Common Questions Trainers Get Asked by Stuart MacEwan
Why can’t my trainer count?
I hear this one a lot from everyone’s clients. The fact is your trainer can count to 10 better than most people. We count reps so much that we sometimes count things while we dream at night. We constantly are counting; sometimes up, sometimes counting down just to switch it up. If you catch us not counting, it’s usually because we were paying attention to something much more important, like your form or trying to see how far you had to go before you hit failure on an exercise. One caveat… if we really involved with talking to you (swapping stories) while you rep out your exercise, we probably weren’t counting and it’s both our guesses what rep we are on.
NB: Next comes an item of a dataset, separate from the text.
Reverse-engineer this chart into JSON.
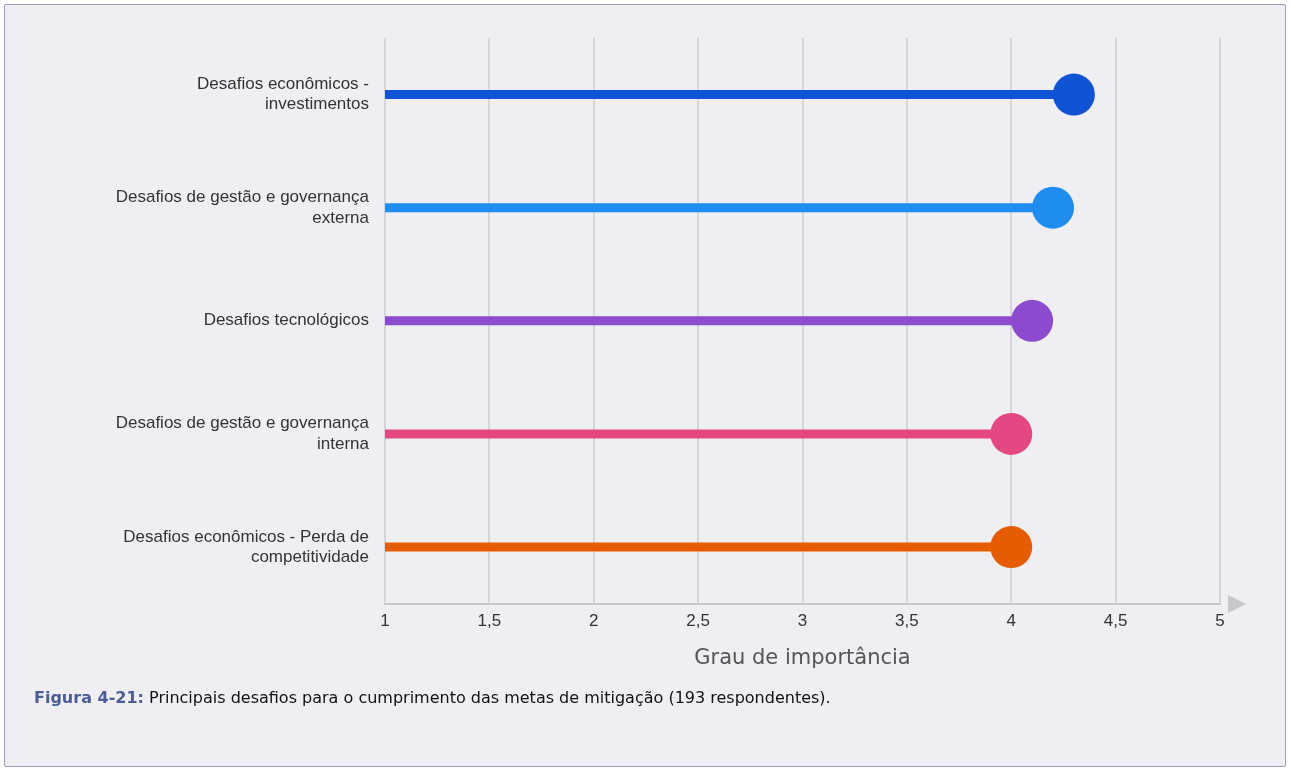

How many reps should I do anyhow?
I really avoid using a rep count as much as possible with my clients. That’s because I want my clients to focus on going to failure for most of their working sets. Whether they fail (meaning that they simply cannot do another rep with good form) at 6 reps or 9 reps, I’m not really counting. The important thing is that my clients’ muscles and nervous systems are pushed as hard as they can go at some point during our program.
But I don’t like going to failure. It hurts!
Yes, yes it does. A healthy body doesn’t respond to being asked nicely (working through injuries are a whole different matter). Your body needs to be pushed to its limits and sometimes beyond. A smart and experienced trainer will watch you carefully to ensure that you stay safe while you explore your limits. Your physiology is made to adapt when it is pushed to its extremes. It has no reason to adapt if you simply walk your body through mediocre stresses.
Is it better to do many exercises in my program circuit style, or just focus on a few exercises for high numbers of sets done to failure?
A well designed program will have some days that are designed to use moderate weights, low rest, and lots of variety to get all your bodies’ muscles to fire and fatigue. Think some Cross-fit, HIIT, and circuit training. This kind of work is essential for building your cardiovascular capacity, expanding your lactic threshold, and refining the shape of the muscles that you work so hard to build. There should also be days where you simply focus on one or two exercises. These should be done with a focus on moving heavy weight for few reps. The idea is to give the body an entirely different stimulation. Lifting heavy weight generally is about building muscle. Circuit training is about refining muscle.